És socialista mas não sabes?
Como identificar um socialista ao longe.
Quem não viu ontem o debate entre Bruno Fialho, Presidente do Partido ADN, e Luis Gomes, Presidente da Associação dos Libertários Portugueses, perdeu uma excelente oportunidade de perceber como identificar a posição no espectro político de qualquer pessoa, ou líder político.
Quando conhecemos a teoria libertária, que advoga, essencialmente, que nenhum colectivo é superior a um qualquer individuo, a separação das águas é simples: uns são socialistas, os outros são libertários.
A discussão política não é mais do que isto: os socialistas acham-se sempre detentores de melhor capacidade de gestão que os outros socialistas. Eles é que iriam gerir melhor, apenas os deixassem. Gerir o quê? O “Estado mínimo”. Qual é o “estado mínimo”? É o mesmo que temos, mas mais pequeno. Quanto mais pequeno? Depois logo vemos. E não saímos daqui.
A “Saúde” (com “S” grande) é um direito. Quanta saúde? Toda. “Grátis”, claro. Mas temos é que poupar nos pensos rápidos e nas ligaduras, porque está mal gerido.
A Justiça também é um direito, mas “mínima” e bem gerida. “Grátis”.
A Habitação também é um direito, mas não cabe ao Estado construir as casas. Até começar a mandar construir, e as oferecer, “Grátis”, como sempre.
Socialismo, mas bem gerido.
Só faltou a Bruno Fialho proferir as palavras fatais “O Verdeiro Socialismo ainda nunca foi bem implementado”, mas ele tem excelentes ideias de como o implementar.
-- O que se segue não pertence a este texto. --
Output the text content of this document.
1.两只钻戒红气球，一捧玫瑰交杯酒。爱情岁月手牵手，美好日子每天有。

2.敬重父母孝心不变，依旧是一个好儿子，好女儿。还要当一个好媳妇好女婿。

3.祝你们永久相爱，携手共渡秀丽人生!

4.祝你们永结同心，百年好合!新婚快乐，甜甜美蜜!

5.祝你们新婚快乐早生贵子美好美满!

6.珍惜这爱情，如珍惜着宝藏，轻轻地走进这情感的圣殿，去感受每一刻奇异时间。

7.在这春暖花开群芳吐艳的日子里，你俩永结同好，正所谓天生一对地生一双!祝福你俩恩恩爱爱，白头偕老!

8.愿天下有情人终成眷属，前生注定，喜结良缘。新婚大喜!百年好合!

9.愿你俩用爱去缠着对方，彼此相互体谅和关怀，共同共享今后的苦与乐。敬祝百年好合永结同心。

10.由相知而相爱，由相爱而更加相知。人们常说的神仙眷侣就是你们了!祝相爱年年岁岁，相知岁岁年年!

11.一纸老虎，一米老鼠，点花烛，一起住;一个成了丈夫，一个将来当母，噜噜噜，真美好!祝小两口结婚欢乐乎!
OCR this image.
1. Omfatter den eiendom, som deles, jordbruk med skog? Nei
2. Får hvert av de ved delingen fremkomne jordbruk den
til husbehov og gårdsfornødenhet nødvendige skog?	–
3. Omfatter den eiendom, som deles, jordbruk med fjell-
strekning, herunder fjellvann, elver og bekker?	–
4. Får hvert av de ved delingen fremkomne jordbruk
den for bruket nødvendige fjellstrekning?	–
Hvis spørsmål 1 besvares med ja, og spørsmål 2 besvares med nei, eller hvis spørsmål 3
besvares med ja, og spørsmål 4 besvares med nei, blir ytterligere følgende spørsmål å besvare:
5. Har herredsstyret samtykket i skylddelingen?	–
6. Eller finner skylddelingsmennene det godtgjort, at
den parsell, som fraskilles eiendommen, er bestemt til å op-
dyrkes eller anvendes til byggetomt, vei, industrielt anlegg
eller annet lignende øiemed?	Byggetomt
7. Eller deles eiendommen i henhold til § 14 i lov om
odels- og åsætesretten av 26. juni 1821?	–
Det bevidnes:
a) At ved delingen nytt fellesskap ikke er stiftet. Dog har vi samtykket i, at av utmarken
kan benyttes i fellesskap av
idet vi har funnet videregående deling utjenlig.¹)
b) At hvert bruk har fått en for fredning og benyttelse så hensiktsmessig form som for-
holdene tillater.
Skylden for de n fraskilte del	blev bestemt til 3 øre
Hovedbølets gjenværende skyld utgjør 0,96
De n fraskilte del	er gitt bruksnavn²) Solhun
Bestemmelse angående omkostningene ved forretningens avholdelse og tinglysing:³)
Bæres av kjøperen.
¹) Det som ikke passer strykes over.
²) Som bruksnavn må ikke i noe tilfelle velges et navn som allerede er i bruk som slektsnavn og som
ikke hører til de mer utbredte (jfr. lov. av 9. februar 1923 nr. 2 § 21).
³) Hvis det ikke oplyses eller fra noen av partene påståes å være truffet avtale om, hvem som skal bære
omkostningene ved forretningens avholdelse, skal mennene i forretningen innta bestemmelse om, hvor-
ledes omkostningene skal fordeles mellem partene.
O país modelo dele é a Suécia, comummente apontado como o melhor modelo socialista em todo o mundo.
O que é bizarro é verificar o quanto Bruno Fialho ficou irritado quando Luís Gomes o apelidou de… “socialista”.
Tal como no proverbial exemplo de que “se grasna como um pato e anda como um pato, então é um pato”, então… se apresenta medidas socialistas, e se tem pensamentos socialistas, então é socialista.
Será que nunca ninguém disse explicou isto ao Bruno Fialho, antigo líder sindical (que como sabemos “não tem nada a ver com socialistas”, e segundo ele NÃO É um cartel).
Para Bruno Fialho o negócio da droga é um mercado livre (!!), presumimos que apenas porque não paga impostos, e é “desregulado". O facto de serem as próprias medidas dos Governos que limitam a disponibilidade, e portanto aumentam o preço do produto, levando a monopólios que se armam para se proteger da própria regulação do Estado não lhe diz nada.
Segundo Bruno Fialho quem cria os monopólios são “os privados”, na sua busca por lucros. Alguém lhe devia dizer que é a capacidade de regulação dos Governos que permite que os privados corrompam os Governos, para garantir os seus monopólios. Se não houver regulação, existe sempre capacidade de entrada de concorrência. É a regulação estatal que impede essa entrada de novos concorrentes, protegendo as Empresas “amigas”, e promovendo a corrupção.
Claro que, com Bruno Fialho isso não iria acontecer. Ele iria proteger, mas não seria corrupto. E é por isso que não é socialista. Anda como um socialista, fala como um socialista, mas não é socialista, porque basicamente… não sabe que é socialista.
São 3 horas, por vezes penosas, de repetições absurdas, de ignorância política, de desconhecimento de leis básicas da economia, do mercado, de gestão, mas cómicas. Entretenimento “grátis”, como convém a um socialista dos sete costados.
Bruno Fialho é socialista, sempre foi socialista, mas não sabia.
Ontem o Luís Gomes entregou-lhe o cartão do partido. Grátis.